Prof. Dr. Uwe Kotrschal, Verhaltensbiologe an der Universität Wien, berichtet in einem Interview mit GEO darüber, dass Babys das Interesse an Tieren schon im Alter von wenigen Monaten entwickeln. Dies ist die Basis für die spätere Bildung einer differenzierteren emotionalen Bindung zu manchen Tieren, beispielsweise zu Lieblingstieren. Er ist sich sicher, dass auch Menschen, die keine Tiere mögen, als Kinder Interesse an Tieren zeigten und dieses später verloren haben.
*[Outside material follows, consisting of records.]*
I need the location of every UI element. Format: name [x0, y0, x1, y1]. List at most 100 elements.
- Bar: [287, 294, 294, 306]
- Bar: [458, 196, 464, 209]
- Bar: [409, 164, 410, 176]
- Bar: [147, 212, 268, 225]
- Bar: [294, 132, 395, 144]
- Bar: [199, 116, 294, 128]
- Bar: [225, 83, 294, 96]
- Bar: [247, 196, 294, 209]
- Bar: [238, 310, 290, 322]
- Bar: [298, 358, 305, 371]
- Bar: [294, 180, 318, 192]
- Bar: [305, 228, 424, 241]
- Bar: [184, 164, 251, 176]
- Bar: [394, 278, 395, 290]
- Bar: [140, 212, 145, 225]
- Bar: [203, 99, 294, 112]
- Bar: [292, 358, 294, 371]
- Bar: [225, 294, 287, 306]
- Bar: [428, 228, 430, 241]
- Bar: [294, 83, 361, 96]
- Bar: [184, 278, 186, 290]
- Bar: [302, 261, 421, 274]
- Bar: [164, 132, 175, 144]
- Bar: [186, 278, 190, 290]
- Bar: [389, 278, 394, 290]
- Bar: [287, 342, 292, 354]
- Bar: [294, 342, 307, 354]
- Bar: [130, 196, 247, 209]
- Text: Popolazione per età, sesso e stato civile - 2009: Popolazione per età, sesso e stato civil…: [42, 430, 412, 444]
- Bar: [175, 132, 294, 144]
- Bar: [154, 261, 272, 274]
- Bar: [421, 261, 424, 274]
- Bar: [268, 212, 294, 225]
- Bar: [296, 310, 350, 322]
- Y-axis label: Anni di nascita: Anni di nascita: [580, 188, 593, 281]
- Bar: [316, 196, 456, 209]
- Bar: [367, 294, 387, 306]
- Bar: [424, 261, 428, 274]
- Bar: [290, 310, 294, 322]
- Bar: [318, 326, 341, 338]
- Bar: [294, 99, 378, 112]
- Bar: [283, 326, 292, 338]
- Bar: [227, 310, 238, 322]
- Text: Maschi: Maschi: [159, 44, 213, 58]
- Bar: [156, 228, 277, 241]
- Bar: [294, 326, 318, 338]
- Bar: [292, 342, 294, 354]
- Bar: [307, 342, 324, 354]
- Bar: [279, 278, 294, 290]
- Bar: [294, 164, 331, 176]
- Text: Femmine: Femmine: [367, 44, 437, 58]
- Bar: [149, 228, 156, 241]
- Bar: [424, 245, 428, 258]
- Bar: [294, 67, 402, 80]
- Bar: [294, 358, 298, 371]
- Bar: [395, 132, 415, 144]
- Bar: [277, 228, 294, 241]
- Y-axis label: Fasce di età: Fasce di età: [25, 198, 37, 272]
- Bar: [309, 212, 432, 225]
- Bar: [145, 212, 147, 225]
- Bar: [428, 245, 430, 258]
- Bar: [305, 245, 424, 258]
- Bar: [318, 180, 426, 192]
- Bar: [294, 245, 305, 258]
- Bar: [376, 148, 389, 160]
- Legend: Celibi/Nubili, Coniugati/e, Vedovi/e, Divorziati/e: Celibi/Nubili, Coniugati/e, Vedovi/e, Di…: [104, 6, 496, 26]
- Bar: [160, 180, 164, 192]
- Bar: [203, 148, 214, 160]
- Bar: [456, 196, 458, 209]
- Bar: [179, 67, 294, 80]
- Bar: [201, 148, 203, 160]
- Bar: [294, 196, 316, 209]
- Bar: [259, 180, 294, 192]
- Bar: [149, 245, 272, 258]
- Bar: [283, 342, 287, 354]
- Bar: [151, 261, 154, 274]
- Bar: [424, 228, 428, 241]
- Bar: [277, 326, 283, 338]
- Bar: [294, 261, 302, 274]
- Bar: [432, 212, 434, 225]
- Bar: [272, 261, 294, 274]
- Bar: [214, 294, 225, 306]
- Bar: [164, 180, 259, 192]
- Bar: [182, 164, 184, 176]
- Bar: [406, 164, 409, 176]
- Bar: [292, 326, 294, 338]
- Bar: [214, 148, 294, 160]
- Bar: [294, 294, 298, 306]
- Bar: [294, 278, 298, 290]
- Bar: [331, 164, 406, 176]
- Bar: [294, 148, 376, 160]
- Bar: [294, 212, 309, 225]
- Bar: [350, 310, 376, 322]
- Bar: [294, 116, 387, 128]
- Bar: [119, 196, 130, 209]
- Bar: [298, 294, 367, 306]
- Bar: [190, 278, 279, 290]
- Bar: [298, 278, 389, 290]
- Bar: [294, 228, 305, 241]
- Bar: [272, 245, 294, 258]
https://www.spektrum.de/news/warum-wir-haustiere-lieben/1427923
https://www.geo.de/magazine/geo-wissen/17807-rtkl-verhaltensbiologie-was-tiere-uns-schenken-und-wir-ihnen
Einige interessante Videobeiträge von Quarks
3. Oxytocin, das “Kuschelhormon”
Bei Oxytocin handelt es sich um einen körpereigenen Botenstoff – ein Hormon. Es wird bei Wirbeltieren im Gehirn gebildet. Bei weiblichen Säugetieren löst die Ausschüttung von Oxytocin die zur Geburt nötigen Wehen aus, weshalb es auch in der Geburtshilfe Anwendung findet. Außerdem führt es zum Milcheinschuss in der Brust und wirkt schmerz- sowie stressmindernd.
https://www.spektrum.de/lexikon/neurowissenschaft/oxytocin/9373
Es gibt viele Studien, die dem Hormon weitere Wirkungen zusprechen. So weist eine Bonner Studie darauf hin, dass Oxytocin soziales Verhalten fördert und partnerschaftliche Treue erhöht. Weiterhin soll Oxytocin bewirken, dass Angehörige der eigenen Gruppe anderen Individuen vorgezogen werden.
https://www1.wdr.de/wissen/mensch/oxytocin-fremdenfeindlichkeit-100.html
https://www.welt.de/gesundheit/psychologie/article130360396/Die-dunklen-Seiten-des-Kuschelhormons-Oxytocin.html
Experimente an Tieren zeigten weiterhin, dass Oxytocin einerseits die sexuelle Erregung reguliert und fürsorgliches Verhalten fördert, andererseits aber auch Lern- und Gedächtnisleistungen hemmt.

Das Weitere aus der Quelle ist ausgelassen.